In Vitro Fertilization, ICSI, Assisted Hatching
In Vitro Fertilization (IVF) literally means ‘fertilization in glass’ in Latin. This is a procedure where eggs and sperm meet in the Petri Dish in the lab, as opposed to the fallopian tube. It is a very safe and very effective treatment. It was initially developed for women that had blocked fallopian tubes, but is now used for many reproductive problems.
IVF is physically very easy. A woman is given medication to produce multiple eggs, usually around 20 eggs, depending on the woman and the ovulation induction protocol. The woman’s response to medication is monitored with ultrasounds and blood work. The ultrasounds measure the size of the follicle (the fluid filled cyst which the egg develops in), as the size of the follicle correlates to the maturity of the egg. Blood tests are done to measure the hormones which the eggs are producing (estrogen). The number and size of the follicles and the level of estrogen are evaluated, and the amount of medication may be adjusted so that the eggs develop at a proper rate. When a cohort of eggs is mature (the follicles measure a certain size which correlates to mature eggs) a medication is given to start the process of ovulation. This medication, HCG, starts the process where the egg reduces the number of chromosomes from 46 to 23. Two days after HCG the woman has a trans-vaginal oocyte (egg) aspiration. The woman is under a very light general anesthesia, and using a trans-vaginal ultrasound, with a needle guide attached, the needle is passed through the vaginal wall, into each follicle. The needle is connected to suction, and the fluid in each follicle is collected in test tubes. The test tubes are given to the embryologist, where the eggs are identified in the follicular fluid.
While the woman is having the eggs retrieved, her partner produces a specimen. As it is not unusual for a man to experience performance anxiety, we ask that there is a specimen which has been previously produced and cryopreserved (frozen) available for this unforeseen event.

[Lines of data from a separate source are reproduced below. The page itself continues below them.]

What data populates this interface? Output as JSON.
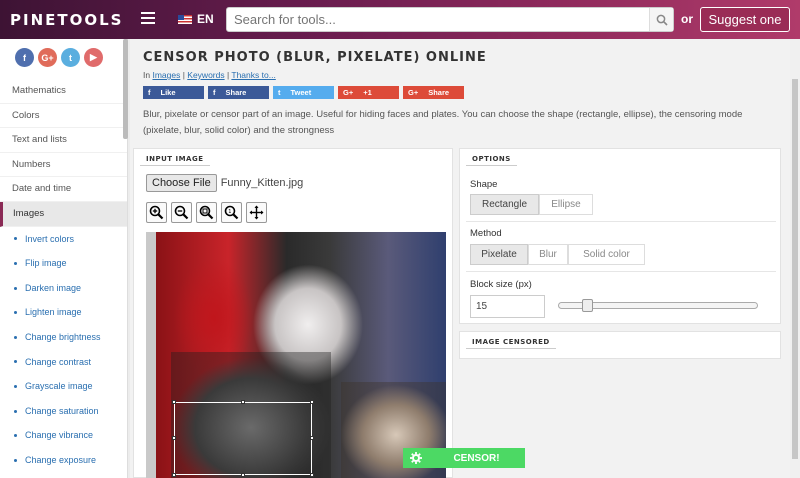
{
  "header": {
    "logo": "PINETOOLS",
    "lang": "EN",
    "search_placeholder": "Search for tools...",
    "or": "or",
    "suggest_label": "Suggest one"
  },
  "sidebar": {
    "social": [
      "f",
      "G+",
      "t",
      "▶"
    ],
    "items": [
      "Mathematics",
      "Colors",
      "Text and lists",
      "Numbers",
      "Date and time",
      "Images"
    ],
    "subitems": [
      "Invert colors",
      "Flip image",
      "Darken image",
      "Lighten image",
      "Change brightness",
      "Change contrast",
      "Grayscale image",
      "Change saturation",
      "Change vibrance",
      "Change exposure"
    ]
  },
  "page": {
    "title": "CENSOR PHOTO (BLUR, PIXELATE) ONLINE",
    "crumb_in": "In",
    "crumb_images": "Images",
    "crumb_keywords": "Keywords",
    "crumb_thanks": "Thanks to...",
    "share": {
      "like": "Like",
      "fb_share": "Share",
      "tweet": "Tweet",
      "gplus_one": "+1",
      "gplus_share": "Share"
    },
    "description": "Blur, pixelate or censor part of an image. Useful for hiding faces and plates. You can choose the shape (rectangle, ellipse), the censoring mode (pixelate, blur, solid color) and the strongness"
  },
  "input_panel": {
    "title": "INPUT IMAGE",
    "choose_file": "Choose File",
    "file_name": "Funny_Kitten.jpg"
  },
  "options": {
    "title": "OPTIONS",
    "shape_label": "Shape",
    "shape_options": [
      "Rectangle",
      "Ellipse"
    ],
    "shape_selected": "Rectangle",
    "method_label": "Method",
    "method_options": [
      "Pixelate",
      "Blur",
      "Solid color"
    ],
    "method_selected": "Pixelate",
    "block_label": "Block size (px)",
    "block_value": "15",
    "block_slider_fraction": 0.12
  },
  "censored_panel": {
    "title": "IMAGE CENSORED"
  },
  "censor_button": "CENSOR!",
  "colors": {
    "accent": "#8a2a55",
    "censor_green": "#4cd964",
    "link": "#2a6fb0"
  }
}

The embryologist puts a few eggs with a certain amount of sperm, together in a Petri Dish where fertilization occurs. The woman is now started on a different medication, progesterone, which helps support the uterine lining. Several days after the egg retrieval embryos are transferred through the cervix, into the uterus. This is referred to as the embryo transfer (ET). The ET is done with ultrasound guidance. A trans-abdominal ultrasound is used, and the embryos are placed at the exact location in the uterine lining. This is a very fast and painless procedure, but is extremely important.
Prior to the actual ET, a mock embryo transfer (MET) is performed prior to the start of the IVF cycle. The same catheter which is used at the time of the ET, is passed through the cervix, into the uterus. The position of the opening of the uterus, the amount of curve needed in the catheter, the depth of the uterine cavity, are all carefully evaluated and documented. This provides a ‘map’ for the actual ET, ensuring that the ET is easily performed.